RR: No, no. In Europe you can take part in a more nuanced conversation.
…than crazy Americans. Well, okay. Another endemic European problem is a shortage of late-stage capital, a problem that has persisted for years. One investor called it a case of “missing zeros” in a conversation with the FT last year.
SK: It's not just that we're missing a zero. The Bay Area, Silicon Valley, Palo Alto ecosystem is 53 years old, and our ecosystem is probably 20 years old. So we're at the same stage as the Bay Area. [with regard to early-stage dealmaking] So, we're moving pretty fast, we're catching up.
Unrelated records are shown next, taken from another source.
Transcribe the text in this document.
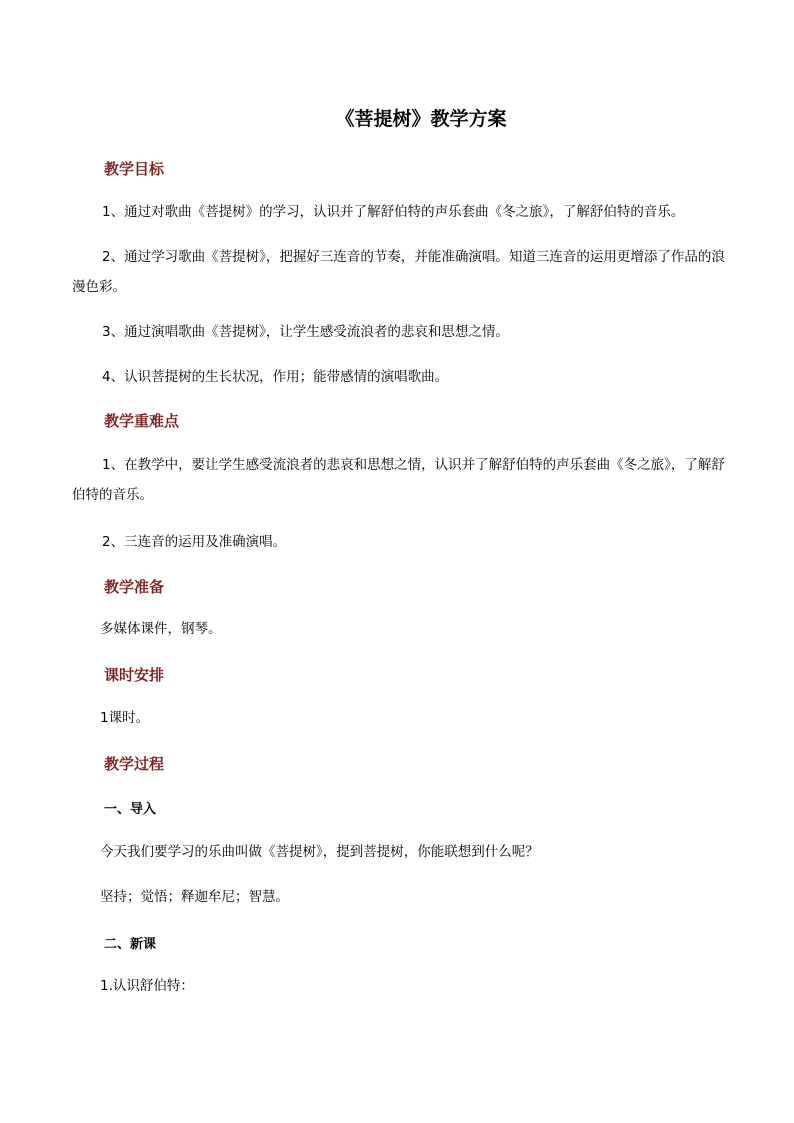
《菩提树》教学方案
教学目标
1、通过对歌曲《菩提树》的学习，认识并了解舒伯特的声乐套曲《冬之旅》，了解舒伯特的音乐。
2、通过学习歌曲《菩提树》，把握好三连音的节奏，并能准确演唱。知道三连音的运用更增添了作品的浪漫色彩。
3、通过演唱歌曲《菩提树》，让学生感受流浪者的悲哀和思想之情。
4、认识菩提树的生长状况，作用；能带感情的演唱歌曲。
教学重难点
1、在教学中，要让学生感受流浪者的悲哀和思想之情，认识并了解舒伯特的声乐套曲《冬之旅》，了解舒伯特的音乐。
2、三连音的运用及准确演唱。
教学准备
多媒体课件，钢琴。
课时安排
1课时。
教学过程
一、导入
今天我们要学习的乐曲叫做《菩提树》，提到菩提树，你能联想到什么呢？
坚持；觉悟；释迦牟尼；智慧。
二、新课
1.认识舒伯特：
When we get to the Series B and Series C stage, which is $100 million and up rounds, we [funding just a quarter] Compared to the Bay Area, these deals are dismal. If you look at just the UK, there's a $35 billion difference between the Bay Area and the UK. We're basically where the Bay Area was in 2014. On the policy side, there's a lot of activity from the UK and the French government in Brussels. [focused on] But ultimately, policies cannot solve the problem. [regional] Companies that people can invest in.
But you've avoided a lot of crises, and when you think about the money some of the companies wasted on those $100 million investment rounds, maybe it's not so terrible.
SK: What Silicon Valley really understands, and we still don't, is that a lot of the capital that you put in at the later stage can be written off in some sense. [because] Ultimately, if you can scale and create a compounding effect, you can make 20,000 times your profits in the stock market. So I think there's still a lot we can learn from the Bay Area.
RR: I think there’s something to be said about what you said. [capital] To effectively close the gap, European companies need to get leaner. As a result, I think European markets are less volatile. They're not as overpriced or overheated on the upside and they're more symmetrical on the downside. In fact, when you think about risk vs. reward, it's actually a better market because you're not getting into a massive oversupply of capital.